Lei ha fatto attività per Woman in Surgery, ci può spiegare meglio?
Il mio intento è stato quello di capire quali sono le reali motivazioni e le percezioni delle aspiranti/esercenti chirurghe per cercare di intervenire alla radice tramite l’azione di enti e istituzioni dedicati, come ad esempio l’Associazione dei Chirurghi della Gran Bretagna e dell’Irlanda, per cui sono la leader dell’iniziativa “Women in Surgery”, ovvero “Donne in Chirurgia” (https://bmjopen.bmj.com/lookup/pmidlookup?view=long&pmid=30617103), (https://journals.sagepub.com/doi/10.1177/0141076819854194?url_ver=Z39.88-2003&rfr_id=ori:rid:crossref.org&rfr_dat=cr_pub%20%200pubmed).

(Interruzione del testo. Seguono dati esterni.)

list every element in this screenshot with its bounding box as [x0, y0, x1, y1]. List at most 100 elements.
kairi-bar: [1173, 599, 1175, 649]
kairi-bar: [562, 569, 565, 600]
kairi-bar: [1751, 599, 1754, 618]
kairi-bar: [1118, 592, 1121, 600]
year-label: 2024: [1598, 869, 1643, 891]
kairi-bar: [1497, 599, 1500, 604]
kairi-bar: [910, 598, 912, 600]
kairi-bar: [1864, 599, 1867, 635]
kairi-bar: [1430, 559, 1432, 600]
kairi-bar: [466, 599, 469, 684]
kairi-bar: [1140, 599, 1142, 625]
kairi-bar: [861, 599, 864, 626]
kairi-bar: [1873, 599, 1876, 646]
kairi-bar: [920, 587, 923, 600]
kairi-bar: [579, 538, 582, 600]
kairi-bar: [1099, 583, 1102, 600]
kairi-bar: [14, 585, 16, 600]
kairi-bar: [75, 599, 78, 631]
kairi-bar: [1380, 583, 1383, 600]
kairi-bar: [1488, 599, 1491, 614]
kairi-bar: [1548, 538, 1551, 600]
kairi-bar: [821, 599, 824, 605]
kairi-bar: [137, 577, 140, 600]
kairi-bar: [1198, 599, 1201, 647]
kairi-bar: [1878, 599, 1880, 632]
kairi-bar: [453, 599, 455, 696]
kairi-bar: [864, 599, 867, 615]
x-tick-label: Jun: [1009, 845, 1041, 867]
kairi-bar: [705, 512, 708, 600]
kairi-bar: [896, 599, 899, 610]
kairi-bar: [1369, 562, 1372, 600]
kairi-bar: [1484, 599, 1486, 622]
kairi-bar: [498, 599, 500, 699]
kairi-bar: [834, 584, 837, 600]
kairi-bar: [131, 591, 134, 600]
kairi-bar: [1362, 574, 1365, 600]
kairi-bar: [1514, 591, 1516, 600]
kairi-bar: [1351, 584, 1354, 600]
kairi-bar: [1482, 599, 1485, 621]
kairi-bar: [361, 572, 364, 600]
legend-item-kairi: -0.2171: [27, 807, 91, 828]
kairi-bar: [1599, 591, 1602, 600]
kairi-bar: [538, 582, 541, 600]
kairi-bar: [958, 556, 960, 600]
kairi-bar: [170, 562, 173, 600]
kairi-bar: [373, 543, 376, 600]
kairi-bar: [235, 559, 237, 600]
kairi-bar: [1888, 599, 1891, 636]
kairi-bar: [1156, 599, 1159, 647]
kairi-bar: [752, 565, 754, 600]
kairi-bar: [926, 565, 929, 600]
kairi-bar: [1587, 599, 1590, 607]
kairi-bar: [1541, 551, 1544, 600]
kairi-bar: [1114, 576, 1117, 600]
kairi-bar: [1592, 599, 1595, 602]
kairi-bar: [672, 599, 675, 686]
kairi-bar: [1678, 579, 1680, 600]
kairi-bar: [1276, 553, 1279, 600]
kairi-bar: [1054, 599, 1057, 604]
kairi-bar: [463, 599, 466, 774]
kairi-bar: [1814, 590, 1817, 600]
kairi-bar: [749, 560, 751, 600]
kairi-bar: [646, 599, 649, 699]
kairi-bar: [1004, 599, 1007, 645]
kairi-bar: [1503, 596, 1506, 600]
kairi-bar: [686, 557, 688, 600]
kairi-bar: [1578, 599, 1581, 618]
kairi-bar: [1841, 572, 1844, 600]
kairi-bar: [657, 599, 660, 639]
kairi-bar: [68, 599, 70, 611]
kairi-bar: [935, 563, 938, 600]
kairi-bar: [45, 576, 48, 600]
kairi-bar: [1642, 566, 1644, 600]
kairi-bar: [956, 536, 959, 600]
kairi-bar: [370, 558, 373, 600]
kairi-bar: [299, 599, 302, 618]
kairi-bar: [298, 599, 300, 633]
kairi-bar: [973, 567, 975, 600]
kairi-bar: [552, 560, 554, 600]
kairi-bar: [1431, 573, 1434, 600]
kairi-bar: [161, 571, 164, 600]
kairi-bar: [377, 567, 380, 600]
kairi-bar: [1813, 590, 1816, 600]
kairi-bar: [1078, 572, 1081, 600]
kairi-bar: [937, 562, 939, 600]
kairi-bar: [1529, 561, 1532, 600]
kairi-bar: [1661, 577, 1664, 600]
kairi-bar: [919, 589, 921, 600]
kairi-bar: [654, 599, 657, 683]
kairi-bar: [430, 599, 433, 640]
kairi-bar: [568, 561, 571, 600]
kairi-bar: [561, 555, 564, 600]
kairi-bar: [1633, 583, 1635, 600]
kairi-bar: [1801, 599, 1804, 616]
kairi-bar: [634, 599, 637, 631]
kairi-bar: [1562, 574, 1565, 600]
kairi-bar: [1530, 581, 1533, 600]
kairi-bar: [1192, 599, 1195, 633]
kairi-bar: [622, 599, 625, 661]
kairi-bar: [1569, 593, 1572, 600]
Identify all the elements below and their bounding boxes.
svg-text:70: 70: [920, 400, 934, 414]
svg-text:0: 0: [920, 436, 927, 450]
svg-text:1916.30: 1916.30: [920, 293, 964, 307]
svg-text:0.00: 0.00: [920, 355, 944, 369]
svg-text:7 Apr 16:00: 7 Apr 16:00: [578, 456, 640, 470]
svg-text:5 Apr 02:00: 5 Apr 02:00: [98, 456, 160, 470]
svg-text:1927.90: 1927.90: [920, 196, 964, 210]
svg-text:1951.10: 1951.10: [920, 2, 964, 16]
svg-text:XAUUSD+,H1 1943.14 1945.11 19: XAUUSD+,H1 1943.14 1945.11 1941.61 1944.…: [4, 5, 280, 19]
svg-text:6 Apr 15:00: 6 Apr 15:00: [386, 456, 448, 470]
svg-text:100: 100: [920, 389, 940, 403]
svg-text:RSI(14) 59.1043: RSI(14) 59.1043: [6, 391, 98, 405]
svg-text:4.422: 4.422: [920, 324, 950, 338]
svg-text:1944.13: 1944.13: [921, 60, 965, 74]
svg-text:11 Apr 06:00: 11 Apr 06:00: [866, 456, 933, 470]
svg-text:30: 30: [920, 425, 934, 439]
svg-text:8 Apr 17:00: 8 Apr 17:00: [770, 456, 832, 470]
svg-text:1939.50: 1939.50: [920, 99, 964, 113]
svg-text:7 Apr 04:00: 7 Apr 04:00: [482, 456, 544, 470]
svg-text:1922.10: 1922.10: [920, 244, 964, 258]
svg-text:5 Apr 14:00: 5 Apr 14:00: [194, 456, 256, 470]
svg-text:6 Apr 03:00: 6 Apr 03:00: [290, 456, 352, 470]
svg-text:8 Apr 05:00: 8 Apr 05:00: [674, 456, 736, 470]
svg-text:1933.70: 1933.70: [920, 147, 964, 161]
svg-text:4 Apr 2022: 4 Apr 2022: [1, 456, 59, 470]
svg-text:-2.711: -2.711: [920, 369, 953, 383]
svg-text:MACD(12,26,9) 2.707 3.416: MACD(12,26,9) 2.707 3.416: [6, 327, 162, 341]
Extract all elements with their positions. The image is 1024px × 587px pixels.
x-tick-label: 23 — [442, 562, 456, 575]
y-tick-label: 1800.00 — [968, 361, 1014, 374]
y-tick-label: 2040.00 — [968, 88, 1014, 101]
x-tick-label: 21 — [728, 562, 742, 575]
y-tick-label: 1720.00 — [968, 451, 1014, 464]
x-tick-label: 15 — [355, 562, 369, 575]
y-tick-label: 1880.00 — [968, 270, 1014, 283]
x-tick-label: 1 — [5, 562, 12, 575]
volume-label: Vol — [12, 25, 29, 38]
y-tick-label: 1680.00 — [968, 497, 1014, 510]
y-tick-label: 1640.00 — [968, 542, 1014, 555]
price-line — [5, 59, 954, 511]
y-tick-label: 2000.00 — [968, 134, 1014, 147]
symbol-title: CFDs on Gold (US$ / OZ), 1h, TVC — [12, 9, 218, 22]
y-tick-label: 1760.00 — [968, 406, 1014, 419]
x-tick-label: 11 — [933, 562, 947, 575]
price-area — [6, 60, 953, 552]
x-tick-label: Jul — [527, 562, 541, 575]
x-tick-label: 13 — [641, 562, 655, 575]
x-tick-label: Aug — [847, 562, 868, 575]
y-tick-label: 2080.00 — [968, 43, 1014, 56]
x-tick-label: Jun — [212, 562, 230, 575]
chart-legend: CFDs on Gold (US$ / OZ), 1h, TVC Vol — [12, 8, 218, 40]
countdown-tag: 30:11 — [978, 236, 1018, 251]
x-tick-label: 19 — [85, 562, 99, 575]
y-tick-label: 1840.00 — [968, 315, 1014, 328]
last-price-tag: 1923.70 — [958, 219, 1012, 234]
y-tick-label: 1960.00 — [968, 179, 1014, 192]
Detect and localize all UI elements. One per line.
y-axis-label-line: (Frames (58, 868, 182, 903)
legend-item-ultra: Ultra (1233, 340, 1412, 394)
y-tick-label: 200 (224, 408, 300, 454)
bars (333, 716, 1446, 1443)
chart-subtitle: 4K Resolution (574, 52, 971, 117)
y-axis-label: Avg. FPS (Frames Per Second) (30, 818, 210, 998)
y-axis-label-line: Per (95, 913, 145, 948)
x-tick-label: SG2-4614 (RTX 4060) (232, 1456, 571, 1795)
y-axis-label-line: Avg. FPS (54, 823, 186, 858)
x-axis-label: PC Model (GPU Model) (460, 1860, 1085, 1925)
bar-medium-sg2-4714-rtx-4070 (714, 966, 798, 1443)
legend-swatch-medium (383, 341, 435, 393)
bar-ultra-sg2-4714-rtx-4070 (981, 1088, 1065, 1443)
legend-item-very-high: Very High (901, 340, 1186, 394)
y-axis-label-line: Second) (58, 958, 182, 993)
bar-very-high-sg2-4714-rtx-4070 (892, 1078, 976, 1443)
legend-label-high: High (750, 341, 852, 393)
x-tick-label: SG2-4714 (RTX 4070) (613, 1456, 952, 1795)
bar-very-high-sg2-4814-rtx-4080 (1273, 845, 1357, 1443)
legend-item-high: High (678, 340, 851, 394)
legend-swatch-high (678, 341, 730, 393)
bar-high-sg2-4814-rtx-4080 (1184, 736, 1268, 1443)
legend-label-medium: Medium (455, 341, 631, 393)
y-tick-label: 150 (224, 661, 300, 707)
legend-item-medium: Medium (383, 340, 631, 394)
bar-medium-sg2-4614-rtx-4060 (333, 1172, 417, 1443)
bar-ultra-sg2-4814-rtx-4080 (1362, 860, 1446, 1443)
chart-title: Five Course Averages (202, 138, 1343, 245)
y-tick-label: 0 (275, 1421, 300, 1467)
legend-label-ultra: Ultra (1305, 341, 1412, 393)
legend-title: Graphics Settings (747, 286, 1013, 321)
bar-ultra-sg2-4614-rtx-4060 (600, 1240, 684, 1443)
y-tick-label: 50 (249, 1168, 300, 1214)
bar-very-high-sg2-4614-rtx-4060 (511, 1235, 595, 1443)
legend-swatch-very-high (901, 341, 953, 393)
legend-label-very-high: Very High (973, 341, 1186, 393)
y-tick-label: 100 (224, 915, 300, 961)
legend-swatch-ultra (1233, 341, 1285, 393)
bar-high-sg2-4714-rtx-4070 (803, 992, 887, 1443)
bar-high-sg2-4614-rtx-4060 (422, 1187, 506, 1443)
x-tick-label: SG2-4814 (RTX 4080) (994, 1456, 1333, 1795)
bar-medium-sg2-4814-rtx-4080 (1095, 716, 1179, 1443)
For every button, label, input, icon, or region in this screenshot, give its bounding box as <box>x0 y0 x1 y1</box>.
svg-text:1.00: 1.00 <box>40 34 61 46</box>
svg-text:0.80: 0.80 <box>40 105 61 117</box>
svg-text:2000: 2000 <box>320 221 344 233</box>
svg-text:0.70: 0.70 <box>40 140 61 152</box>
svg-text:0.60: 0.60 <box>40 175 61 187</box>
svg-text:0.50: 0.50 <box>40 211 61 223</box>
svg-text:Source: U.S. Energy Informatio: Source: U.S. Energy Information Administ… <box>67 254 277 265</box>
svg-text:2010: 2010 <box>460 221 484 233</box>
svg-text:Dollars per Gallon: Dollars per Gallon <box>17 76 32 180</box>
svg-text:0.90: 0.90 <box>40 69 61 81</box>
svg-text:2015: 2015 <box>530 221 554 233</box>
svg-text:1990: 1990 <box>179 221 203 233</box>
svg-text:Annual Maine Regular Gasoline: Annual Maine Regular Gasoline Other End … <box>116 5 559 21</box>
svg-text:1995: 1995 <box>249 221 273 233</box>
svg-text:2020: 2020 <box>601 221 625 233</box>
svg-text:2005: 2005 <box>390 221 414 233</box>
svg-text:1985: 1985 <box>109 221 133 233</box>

Partiamo dal titolo: è molto importante familiarizzare con il binomio donna-chirurgia, per diffonderlo nella cultura comune, in modo che non rappresenti più un “ossimoro”, ma qualcosa conciliabile e reale. A tal proposito ho ideato una serie #HowIBecameAWomanInsurgery, “Come sono diventata una donna chirurgo”, proprio per fare luce al percorso formativo e alle difficoltà che diverse donne di successo hanno superato per soddisfare le proprie ambizioni, in modo che le stesse possano fungere da faro per coloro che si apprestano ad intraprendere un percorso simile. Tutti hanno bisogno di “mentori” e modelli reali da seguire, per cui sono fortemente contraria ad organismi decisionali completamente maschili, o ai cosiddetti manels (male-panels), parte integrante e perpetrante dello stereotipo di genere. I social media in questo hanno un potere di penetrazione straordinario: ho svolto le mie campagne tramite twitter e facebook (https://www.facebook.com/groups/1607275052681036) con una partecipazione e un riscontro internazionale. Non tutti infatti hanno nel proprio ambiente formativo la possibilità di conoscere donne di successo nella professione chirurgica, che possano essere anche un supporto in tempo reale alle difficoltà incontrate quotidianamente. Il mio motto è “You cannot be what you cannot see”, che, tradotto in italiano significa: “Non puoi essere ciò che non vedi”, per cui: Più siamo e più diventeremo! (https://blogs.bmj.com/bmj/2019/01/10/mariairene-bellini-women-in-surgery-if-you-can-see-it-you-can-be-it/)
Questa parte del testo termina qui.